Climate Change

Sea ice helped control atmospheric carbon around 14,500 yrs ago: Study

Seasonal growth and destruction of sea ice enhanced the amount of marine life, which drew carbon from atmosphere, researchers found 

 
By DTE Staff
Last Updated: Wednesday 24 June 2020
A new study has highlighted the crucial role that sea ice across the Southern Ocean played in controlling atmospheric carbon dioxide levels during times of past climate change. Photo: Wikimedia Commons

Sea ice across Antarctic Ocean — a fundamental player in global carbon cycle and climate — may have had a vital role in controlling atmospheric carbon dioxide levels, according to a new research published in Nature Geoscience.

The Antarctic Ocean is a substantial marine carbon sink — it has captured around half of human-related carbon that entered it. It was this knowledge that researchers used to understand the modulation in past and future air-sea carbon flux.

The research

The team of researchers led by Chris Fogwill, honorary professor at University of New South Wales, Australia, showed that growth and destruction of sea ice due to warming enhanced the amount of marine life present in the sea around Antarctica. This enhanced carbon dioxide sequestration and created a regional marine carbon sink, which eventually contributed to a dip in atmospheric carbon dioxide.

Fogwill and other researchers studied data related to the end of last Ice Age — around 7,000 years ago — when carbon dioxide rose from around 190 parts per million (ppm) to 280 ppm. 

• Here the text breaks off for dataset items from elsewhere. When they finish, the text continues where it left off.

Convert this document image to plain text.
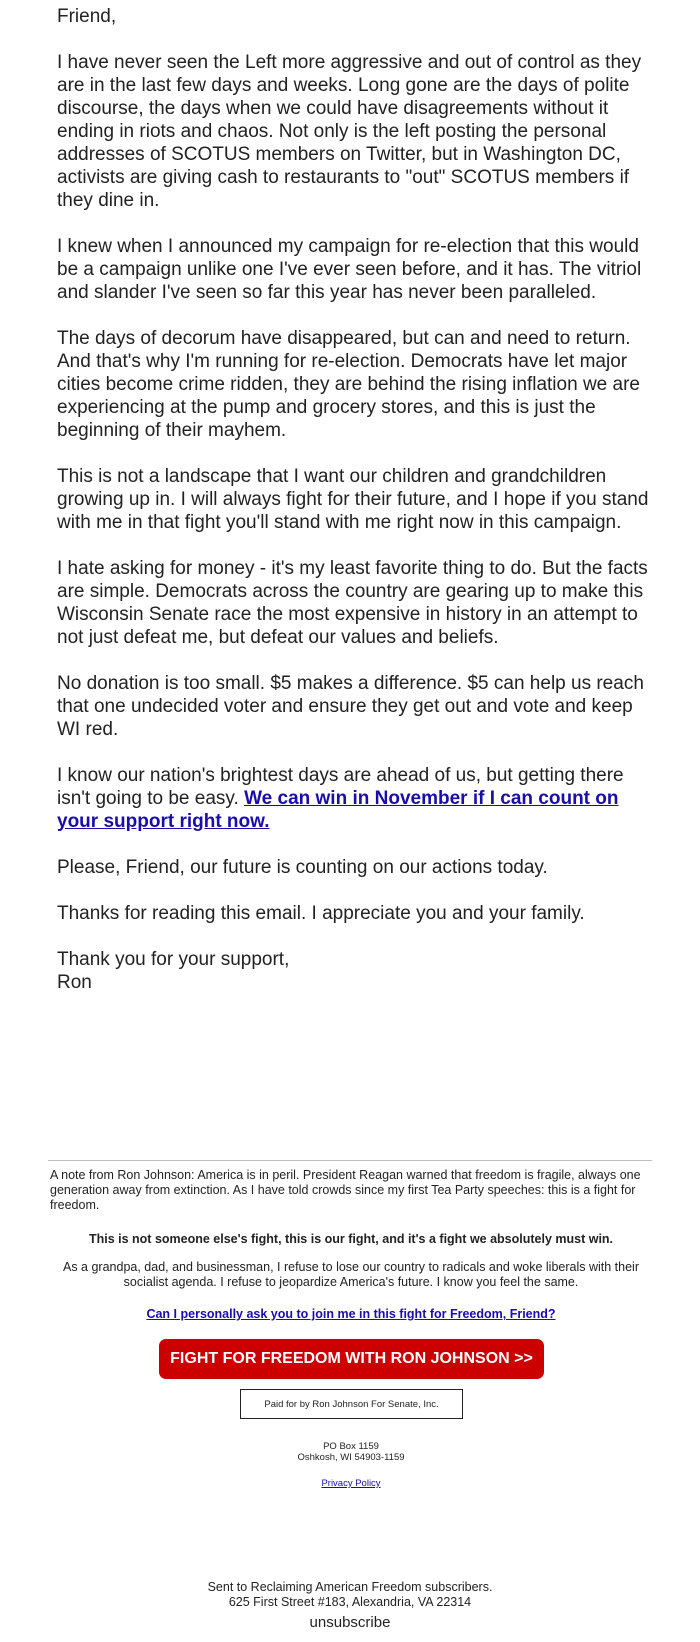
Friend,

I have never seen the Left more aggressive and out of control as they are in the last few days and weeks. Long gone are the days of polite discourse, the days when we could have disagreements without it ending in riots and chaos. Not only is the left posting the personal addresses of SCOTUS members on Twitter, but in Washington DC, activists are giving cash to restaurants to "out" SCOTUS members if they dine in.

I knew when I announced my campaign for re-election that this would be a campaign unlike one I've ever seen before, and it has. The vitriol and slander I've seen so far this year has never been paralleled.

The days of decorum have disappeared, but can and need to return. And that's why I'm running for re-election. Democrats have let major cities become crime ridden, they are behind the rising inflation we are experiencing at the pump and grocery stores, and this is just the beginning of their mayhem.

This is not a landscape that I want our children and grandchildren growing up in. I will always fight for their future, and I hope if you stand with me in that fight you'll stand with me right now in this campaign.

I hate asking for money - it's my least favorite thing to do. But the facts are simple. Democrats across the country are gearing up to make this Wisconsin Senate race the most expensive in history in an attempt to not just defeat me, but defeat our values and beliefs.

No donation is too small. $5 makes a difference. $5 can help us reach that one undecided voter and ensure they get out and vote and keep WI red.

I know our nation's brightest days are ahead of us, but getting there isn't going to be easy. We can win in November if I can count on your support right now.

Please, Friend, our future is counting on our actions today.

Thanks for reading this email. I appreciate you and your family.

Thank you for your support,

Ron

A note from Ron Johnson: America is in peril. President Reagan warned that freedom is fragile, always one generation away from extinction. As I have told crowds since my first Tea Party speeches: this is a fight for freedom.
This is not someone else's fight, this is our fight, and it's a fight we absolutely must win.
As a grandpa, dad, and businessman, I refuse to lose our country to radicals and woke liberals with their socialist agenda. I refuse to jeopardize America's future. I know you feel the same.
Can I personally ask you to join me in this fight for Freedom, Friend?
FIGHT FOR FREEDOM WITH RON JOHNSON >>
Paid for by Ron Johnson For Senate, Inc.
PO Box 1159
Oshkosh, WI 54903-1159
Privacy Policy
Sent to Reclaiming American Freedom subscribers.
625 First Street #183, Alexandria, VA 22314
unsubscribe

The other period studied was over 14, 600 years ago, when CO2 levels plateaued at a nearly constant level of 240 ppm. This period lasted for about 1,900 years.

To understand what happened during this period, the team of researchers travelled to the Patriot Hills Blue Ice Area of Antarctica to capture evidence of marine life in ice cores.

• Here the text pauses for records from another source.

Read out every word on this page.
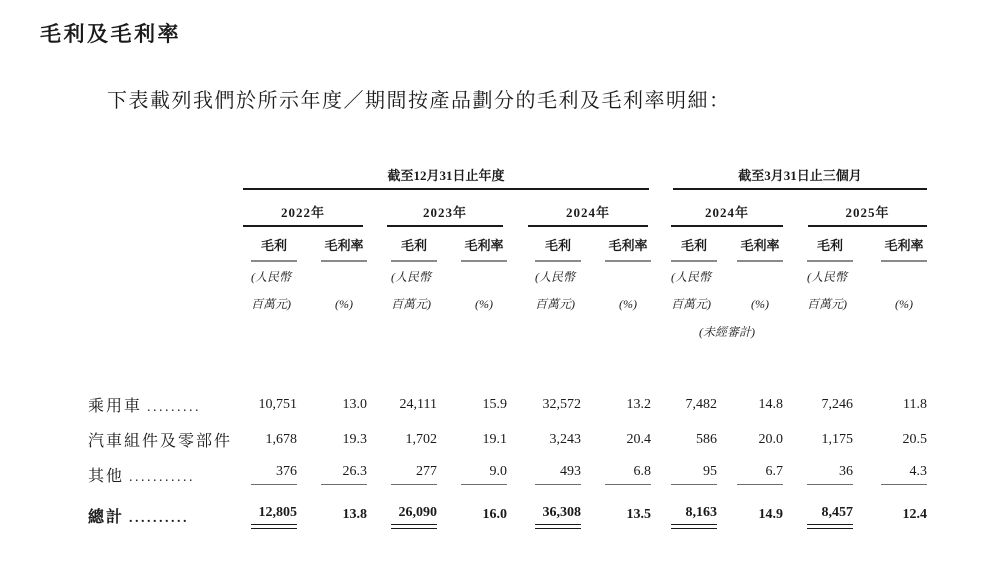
毛利及毛利率

下表載列我們於所示年度／期間按產品劃分的毛利及毛利率明細：

截至12月31日止年度	截至3月31日止三個月
2022年	2023年	2024年	2024年	2025年
毛利	毛利率	毛利	毛利率	毛利	毛利率	毛利	毛利率	毛利	毛利率
(人民幣
百萬元)	(%)
(人民幣
百萬元)	(%)
(人民幣
百萬元)	(%)
(人民幣
百萬元)	(%)
(人民幣
百萬元)	(%)
(未經審計)
乘用車 .........	10,751	13.0	24,111	15.9	32,572	13.2	7,482	14.8	7,246	11.8
汽車組件及零部件	1,678	19.3	1,702	19.1	3,243	20.4	586	20.0	1,175	20.5
其他 ...........	376	26.3	277	9.0	493	6.8	95	6.7	36	4.3
總計 ..........	12,805	13.8	26,090	16.0	36,308	13.5	8,163	14.9	8,457	12.4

“Organic biomarkers and DNA from the Southern Ocean are blown onto Antarctica and preserved in the ice, providing a unique record in a region where we have few scientific observations,” co-author and UNSW professor Chris Turney said.

How did the researchers sample ice for the analysis?

“Instead of drilling kilometres into the ice, we could simply walk across a blue ice area and travel back,” UNSW quoted Turney as saying.

“Blue ice areas have a unique topography. The top layer of snow is effectively eroded, exposing the ice below. This provides access to ancient ice below,” he added.

Results

The team discovered that the number and diversity of marine organisms present across the 1,900-year period increased significantly. At the same time, carbon dioxide levels plateaued.

This coincided with one of the greatest seasonal changes at that time — when sea ice grew extensively across the Southern Ocean. However, each summer the sea ice would be rapidly destroyed due to warming.

These developments together led to marine life enhancement and therefore, enhanced carbon sequestration.

The researchers will now use these findings to work on future climate change models and reduce uncertainties around climate projections.